Book: About Edom and Idumea in the Persian Period
Chapter: 15. Think Positive! How the Positive Portrayal of Edom in Late Biblical Texts Leads to New Perspectives on Understanding the Literary History of Genesis, Deuteronomy, and Chronicles
The essay “Think Positive! How the Positive Portrayal of Edom in Late Biblical Texts Leads to New Perspectives on Understanding the Literary-History of Genesis, Deuteronomy, and Chronicles” is my own contribution. Here, I investigate the positive perception of Edom in the Persian period (including redactional layers and traditions from the exilic period).

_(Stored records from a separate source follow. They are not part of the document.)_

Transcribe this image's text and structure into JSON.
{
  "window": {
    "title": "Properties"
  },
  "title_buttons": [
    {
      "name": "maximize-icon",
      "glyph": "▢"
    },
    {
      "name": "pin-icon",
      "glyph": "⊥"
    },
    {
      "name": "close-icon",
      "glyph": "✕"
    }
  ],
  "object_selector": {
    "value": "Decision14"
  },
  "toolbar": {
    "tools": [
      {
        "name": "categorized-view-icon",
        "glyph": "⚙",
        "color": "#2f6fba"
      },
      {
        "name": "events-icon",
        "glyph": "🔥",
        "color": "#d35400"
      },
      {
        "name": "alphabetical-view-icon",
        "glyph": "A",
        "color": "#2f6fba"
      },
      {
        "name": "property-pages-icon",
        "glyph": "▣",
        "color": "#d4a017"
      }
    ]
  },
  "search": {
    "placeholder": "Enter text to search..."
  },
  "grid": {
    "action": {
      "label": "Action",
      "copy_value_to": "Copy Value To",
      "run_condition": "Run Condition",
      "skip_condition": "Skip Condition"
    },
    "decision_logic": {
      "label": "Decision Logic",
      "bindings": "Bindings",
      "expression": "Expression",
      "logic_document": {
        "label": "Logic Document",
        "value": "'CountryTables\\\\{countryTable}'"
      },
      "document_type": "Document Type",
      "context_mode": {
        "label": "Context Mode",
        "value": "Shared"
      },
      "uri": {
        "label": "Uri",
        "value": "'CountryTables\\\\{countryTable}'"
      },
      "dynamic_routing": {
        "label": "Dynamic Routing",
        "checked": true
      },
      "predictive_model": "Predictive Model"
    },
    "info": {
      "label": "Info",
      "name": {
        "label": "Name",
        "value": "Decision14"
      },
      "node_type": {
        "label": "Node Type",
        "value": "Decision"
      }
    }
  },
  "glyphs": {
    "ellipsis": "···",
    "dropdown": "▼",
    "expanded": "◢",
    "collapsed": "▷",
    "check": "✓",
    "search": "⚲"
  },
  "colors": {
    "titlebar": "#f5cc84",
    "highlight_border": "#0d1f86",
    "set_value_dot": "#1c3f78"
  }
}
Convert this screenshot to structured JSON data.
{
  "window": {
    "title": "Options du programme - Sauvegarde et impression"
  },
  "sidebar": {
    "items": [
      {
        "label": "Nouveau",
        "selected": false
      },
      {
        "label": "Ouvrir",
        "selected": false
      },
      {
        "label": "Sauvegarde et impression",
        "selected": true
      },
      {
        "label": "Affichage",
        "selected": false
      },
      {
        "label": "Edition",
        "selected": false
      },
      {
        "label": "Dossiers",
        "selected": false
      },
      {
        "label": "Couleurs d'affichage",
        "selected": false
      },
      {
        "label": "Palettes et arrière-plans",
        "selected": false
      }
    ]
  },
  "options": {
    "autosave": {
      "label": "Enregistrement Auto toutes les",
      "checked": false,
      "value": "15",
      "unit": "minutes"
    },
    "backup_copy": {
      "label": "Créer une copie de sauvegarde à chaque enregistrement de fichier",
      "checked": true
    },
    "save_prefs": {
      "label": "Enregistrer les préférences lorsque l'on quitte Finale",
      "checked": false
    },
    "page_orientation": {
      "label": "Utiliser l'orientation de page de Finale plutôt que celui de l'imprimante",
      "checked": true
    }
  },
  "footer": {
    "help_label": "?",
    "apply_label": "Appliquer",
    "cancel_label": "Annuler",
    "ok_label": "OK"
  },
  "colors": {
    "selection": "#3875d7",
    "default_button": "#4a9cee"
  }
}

The classical stance in the field, and still prevalent today, holds that the relations between Israel/Judah and Edom as reflected in the late prophetic corpus are the dominant late-biblical traditions that leave no space for a positive (or even ambivalent) portrayal of Edom in this period. However, I demonstrate that certain redactional layers within particular traditions in the Pentateuch (especially the Abraham narrative, the Jacob Cycle, P and Deuteronomy), as well as the reimagination of biblical history provided by Chronicles, exhibit a positive perception of Edom. I argue that this memory of Edom is informed by a contemporary perception of Idumea and the multiethnic and cross-cultural society in this region (cf. Ben Zvi’s analysis). Identifying the historical background(s) of these observations includes investigations of the region of Idumea and considerations on Yahwistic activity in the region.